Juggernaut: Cain/Abel crime thriller more of a slow burn than a wrecking ball

By Jim Slotek

Rating: B

It has a rich premise: a released convict returns to a small town to discover his mother dead by suicide and his businessman brother busy spending her life insurance money.

But the Canadian crime story Juggernaut does not have the propulsive narrative force its title implies (it was originally titled Wrecking Ball, which is equally unfulfilled). You expect some sort of vigilante rumble like Walking Tall, but you get more of a morally ambiguous slow burn.

Juggernaut, by Australian-born Vancouver-based Daniel DiMarco, starts out as if it will indeed adhere to those bull-in-a-china-shop intimations. We meet brutish Saxon Gamble (Jack Kesy, the chief thug in the recent Death Wish reboot) getting into a bar fight over a woman on his first night back in town.

Jack Kesy apparently took surly lessons from Stephen McHattie in Juggernaut

Jack Kesy apparently took surly lessons from Stephen McHattie in Juggernaut

He’s bailed out by his brother, a chamber-of-commerce local hero named Dean (David Cubitt), who passes on the news of their mother’s death and the by-the-way aside that there’s some life insurance money in the estate for him too.

Saxon doesn’t take this news well, and immediately suspects foul play with his brother as the prime suspect (we see the mom, played by Fanny Migneault-Lecavalier, in flashbacks, and darned if she doesn’t look pretty happy).

Scriptwise, Juggernaut plays its hand early. The local sheriff (Philip Granger) gives Saxon a nothing-to-see-here talk, and then goes off to warn Dean that his brother is sticking his nose where it doesn't belong.

Moreover, as if for the comprehension-impaired, we meet the Gamble boys’ dad Leonard (Peter McRobbie), a former thug turned preacher, who sermonizes about how good men are capable of bad deeds, while bad men are capable of good ones. I get it.
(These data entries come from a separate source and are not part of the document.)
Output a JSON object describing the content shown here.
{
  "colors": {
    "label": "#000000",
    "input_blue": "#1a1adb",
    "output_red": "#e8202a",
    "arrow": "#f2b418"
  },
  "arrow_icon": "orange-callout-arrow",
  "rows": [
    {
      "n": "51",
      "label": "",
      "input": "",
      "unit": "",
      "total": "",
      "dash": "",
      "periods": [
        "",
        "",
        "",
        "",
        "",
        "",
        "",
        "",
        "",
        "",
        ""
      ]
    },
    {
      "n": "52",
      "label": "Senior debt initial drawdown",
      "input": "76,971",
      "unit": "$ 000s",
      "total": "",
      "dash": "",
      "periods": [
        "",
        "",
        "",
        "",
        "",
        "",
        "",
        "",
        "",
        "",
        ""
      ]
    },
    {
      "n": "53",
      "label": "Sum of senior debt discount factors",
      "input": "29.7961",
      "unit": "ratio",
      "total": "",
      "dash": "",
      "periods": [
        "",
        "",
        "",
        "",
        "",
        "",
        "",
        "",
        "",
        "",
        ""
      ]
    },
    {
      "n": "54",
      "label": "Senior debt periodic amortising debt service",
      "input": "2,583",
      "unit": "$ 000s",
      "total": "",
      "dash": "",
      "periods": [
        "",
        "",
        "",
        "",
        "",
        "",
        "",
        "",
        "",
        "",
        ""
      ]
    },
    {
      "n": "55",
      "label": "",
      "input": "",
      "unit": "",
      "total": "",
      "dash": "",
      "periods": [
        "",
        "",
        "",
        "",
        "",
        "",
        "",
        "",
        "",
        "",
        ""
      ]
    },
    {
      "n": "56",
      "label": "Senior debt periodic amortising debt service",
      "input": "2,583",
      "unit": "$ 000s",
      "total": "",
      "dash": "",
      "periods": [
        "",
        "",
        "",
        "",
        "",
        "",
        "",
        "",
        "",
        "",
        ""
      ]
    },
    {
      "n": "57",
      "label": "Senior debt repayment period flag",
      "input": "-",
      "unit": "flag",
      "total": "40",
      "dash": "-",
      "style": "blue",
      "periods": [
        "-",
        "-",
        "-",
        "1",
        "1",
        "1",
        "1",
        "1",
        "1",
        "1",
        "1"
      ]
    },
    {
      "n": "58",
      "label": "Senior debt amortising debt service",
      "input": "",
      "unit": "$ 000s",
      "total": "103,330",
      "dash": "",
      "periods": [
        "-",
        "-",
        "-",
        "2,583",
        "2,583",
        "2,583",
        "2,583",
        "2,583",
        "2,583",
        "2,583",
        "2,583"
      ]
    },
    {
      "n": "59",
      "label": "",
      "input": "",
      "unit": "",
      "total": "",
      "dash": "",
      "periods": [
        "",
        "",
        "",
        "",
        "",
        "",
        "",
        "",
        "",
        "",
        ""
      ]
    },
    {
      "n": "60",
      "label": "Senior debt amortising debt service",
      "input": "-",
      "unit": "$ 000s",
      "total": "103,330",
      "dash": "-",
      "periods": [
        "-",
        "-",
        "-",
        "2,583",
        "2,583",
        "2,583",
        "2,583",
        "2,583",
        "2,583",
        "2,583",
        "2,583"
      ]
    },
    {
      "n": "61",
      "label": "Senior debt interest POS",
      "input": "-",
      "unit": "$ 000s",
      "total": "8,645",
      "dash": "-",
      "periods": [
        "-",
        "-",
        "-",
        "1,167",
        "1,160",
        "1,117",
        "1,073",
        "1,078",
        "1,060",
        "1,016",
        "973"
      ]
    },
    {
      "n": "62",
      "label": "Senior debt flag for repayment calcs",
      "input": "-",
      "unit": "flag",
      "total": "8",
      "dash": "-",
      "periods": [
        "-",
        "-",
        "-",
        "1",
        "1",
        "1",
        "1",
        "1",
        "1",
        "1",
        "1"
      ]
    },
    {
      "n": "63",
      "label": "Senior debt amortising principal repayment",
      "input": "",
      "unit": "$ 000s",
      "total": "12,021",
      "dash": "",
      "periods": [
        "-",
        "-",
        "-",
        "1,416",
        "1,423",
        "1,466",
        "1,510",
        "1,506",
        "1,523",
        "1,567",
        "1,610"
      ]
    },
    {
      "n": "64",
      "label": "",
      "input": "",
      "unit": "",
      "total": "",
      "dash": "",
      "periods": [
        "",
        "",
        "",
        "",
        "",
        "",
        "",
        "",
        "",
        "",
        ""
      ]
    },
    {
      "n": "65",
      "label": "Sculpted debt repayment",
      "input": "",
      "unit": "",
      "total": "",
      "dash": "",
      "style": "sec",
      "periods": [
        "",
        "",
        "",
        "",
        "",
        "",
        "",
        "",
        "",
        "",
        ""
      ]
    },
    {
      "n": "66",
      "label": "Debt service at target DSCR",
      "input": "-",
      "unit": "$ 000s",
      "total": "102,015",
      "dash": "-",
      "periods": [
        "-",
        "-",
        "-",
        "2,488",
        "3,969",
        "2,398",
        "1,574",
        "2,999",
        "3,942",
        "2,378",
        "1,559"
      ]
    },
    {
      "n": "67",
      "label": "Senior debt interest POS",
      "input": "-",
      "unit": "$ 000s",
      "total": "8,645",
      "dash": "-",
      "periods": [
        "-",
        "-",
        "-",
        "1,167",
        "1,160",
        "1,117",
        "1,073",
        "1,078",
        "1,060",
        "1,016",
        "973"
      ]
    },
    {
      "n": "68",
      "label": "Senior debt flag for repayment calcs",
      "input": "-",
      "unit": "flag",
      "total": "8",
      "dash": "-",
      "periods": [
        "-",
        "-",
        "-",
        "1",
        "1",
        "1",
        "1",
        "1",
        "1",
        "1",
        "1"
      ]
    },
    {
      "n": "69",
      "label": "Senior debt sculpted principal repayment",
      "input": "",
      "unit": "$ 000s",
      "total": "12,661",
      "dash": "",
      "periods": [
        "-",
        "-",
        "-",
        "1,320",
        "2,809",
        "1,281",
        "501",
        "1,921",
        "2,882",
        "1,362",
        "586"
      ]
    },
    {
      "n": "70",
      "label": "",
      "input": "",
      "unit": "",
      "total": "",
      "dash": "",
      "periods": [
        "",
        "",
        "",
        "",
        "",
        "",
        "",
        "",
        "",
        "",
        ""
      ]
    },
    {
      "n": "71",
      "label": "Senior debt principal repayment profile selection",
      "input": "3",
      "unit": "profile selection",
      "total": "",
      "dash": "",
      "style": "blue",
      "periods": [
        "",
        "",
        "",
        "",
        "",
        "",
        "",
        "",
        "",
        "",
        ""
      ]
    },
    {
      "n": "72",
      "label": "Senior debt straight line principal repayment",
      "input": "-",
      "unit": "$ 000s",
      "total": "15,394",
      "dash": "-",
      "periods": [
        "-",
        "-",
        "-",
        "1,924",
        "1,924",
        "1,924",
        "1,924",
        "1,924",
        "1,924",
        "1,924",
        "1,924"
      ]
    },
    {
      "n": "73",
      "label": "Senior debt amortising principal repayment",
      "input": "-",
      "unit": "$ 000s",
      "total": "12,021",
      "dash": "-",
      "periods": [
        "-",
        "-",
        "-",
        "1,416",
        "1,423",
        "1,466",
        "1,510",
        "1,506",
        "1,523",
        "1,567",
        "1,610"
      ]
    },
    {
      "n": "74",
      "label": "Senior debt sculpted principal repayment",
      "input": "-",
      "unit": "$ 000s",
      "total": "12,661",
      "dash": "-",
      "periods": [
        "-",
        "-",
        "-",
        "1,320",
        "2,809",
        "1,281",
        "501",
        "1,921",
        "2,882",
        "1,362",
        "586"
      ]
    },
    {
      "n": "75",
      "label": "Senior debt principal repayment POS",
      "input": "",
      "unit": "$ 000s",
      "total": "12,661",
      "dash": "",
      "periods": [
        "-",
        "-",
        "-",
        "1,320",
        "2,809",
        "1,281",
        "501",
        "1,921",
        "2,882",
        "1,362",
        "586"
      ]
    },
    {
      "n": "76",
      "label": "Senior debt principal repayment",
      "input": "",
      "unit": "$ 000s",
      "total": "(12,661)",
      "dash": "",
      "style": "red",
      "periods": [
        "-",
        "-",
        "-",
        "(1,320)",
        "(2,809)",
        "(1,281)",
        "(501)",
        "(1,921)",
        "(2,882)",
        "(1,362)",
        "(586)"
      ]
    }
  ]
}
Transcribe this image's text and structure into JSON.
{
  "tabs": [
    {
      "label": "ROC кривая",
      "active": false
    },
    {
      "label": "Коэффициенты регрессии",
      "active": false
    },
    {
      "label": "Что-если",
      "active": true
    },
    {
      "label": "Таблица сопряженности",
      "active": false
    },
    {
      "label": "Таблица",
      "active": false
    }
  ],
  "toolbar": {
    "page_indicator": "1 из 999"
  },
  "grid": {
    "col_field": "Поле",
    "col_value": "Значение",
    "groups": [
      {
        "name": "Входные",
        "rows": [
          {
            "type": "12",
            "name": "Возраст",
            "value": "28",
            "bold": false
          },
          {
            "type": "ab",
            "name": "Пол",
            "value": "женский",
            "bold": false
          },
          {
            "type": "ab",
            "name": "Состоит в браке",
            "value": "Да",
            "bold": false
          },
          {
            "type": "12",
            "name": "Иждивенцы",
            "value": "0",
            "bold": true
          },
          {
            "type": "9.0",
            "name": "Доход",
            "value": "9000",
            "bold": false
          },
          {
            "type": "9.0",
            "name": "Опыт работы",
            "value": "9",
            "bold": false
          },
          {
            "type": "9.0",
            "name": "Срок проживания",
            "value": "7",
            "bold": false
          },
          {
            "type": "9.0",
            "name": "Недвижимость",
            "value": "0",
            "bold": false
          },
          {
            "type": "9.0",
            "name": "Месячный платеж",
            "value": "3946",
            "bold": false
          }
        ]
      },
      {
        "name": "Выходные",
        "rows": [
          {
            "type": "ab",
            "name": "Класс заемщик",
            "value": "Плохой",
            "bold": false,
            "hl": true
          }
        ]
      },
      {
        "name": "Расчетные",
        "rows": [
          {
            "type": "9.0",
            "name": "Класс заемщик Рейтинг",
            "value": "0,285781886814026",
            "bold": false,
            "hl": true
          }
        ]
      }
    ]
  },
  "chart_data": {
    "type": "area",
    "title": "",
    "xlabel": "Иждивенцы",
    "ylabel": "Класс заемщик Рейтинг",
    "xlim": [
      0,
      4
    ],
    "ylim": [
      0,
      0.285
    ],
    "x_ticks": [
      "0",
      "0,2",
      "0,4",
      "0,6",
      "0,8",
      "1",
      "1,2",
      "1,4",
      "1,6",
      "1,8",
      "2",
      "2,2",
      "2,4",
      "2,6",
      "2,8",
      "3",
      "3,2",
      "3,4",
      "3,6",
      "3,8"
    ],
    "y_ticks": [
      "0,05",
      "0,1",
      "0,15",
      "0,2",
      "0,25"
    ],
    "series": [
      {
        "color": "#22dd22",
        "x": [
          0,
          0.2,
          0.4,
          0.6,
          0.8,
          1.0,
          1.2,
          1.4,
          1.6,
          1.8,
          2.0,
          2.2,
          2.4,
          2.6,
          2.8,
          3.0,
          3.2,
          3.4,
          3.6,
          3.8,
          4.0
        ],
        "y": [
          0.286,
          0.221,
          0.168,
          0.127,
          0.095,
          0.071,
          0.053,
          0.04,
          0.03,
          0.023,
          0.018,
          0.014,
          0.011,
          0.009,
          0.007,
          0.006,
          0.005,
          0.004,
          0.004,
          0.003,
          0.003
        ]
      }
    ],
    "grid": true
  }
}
There’s a lot of subplot and talk that inflates this simple premise longer than it needed to be, and characters we could have lived without. I include Dean’s fiancé Amelia (Silicon Valley’s Amanda Crew), who takes a sympathetic shine to Saxon. Similarly, Stephen McHattie (who’s in everything these days) is along as the dad of Saxon’s equally sketchy best friend Hank (Ty Olsson), and apparently a sort of tough-love surrogate dad to Saxon. He seems, maybe, to have been part of whatever scheme went down, but he’s basically there to look sinister (at which he's awesome).

The simmering, menacing Kesy is pretty impressive holding down the movie, though, and maintaining the bad-man-doing-one-good-thing vibe. There is some random violence, designed in at least one case to dissuade us from rooting for Saxon unconditionally.

(He and Ty beat the crap out of the insurance broker who handled his mom’s policy – seriously, the guy didn’t deserve it. The fact that they’re wearing masks is ridiculous, since it’s a small town and it’s patently obvious who had the motive to commit this assault).

Another plus, aside from the charisma of the lead, is the filming. Shot in and around Kamloops (although the plot puts it drivable distance from New Mexico), the countryside is stark,dreamy and bleak. Kudos to cinematographer Patrick Scola for making the scenery as much a metaphor for the unforgiving repercussions of the movie’s events as anything in the script.

Juggernaut. Written and directed by Daniel DiMarco. Starring Jack Kesy, David Cubitt and Peter McRobbie. Opens Friday, March 9 at Toronto’s Carlton Cinema.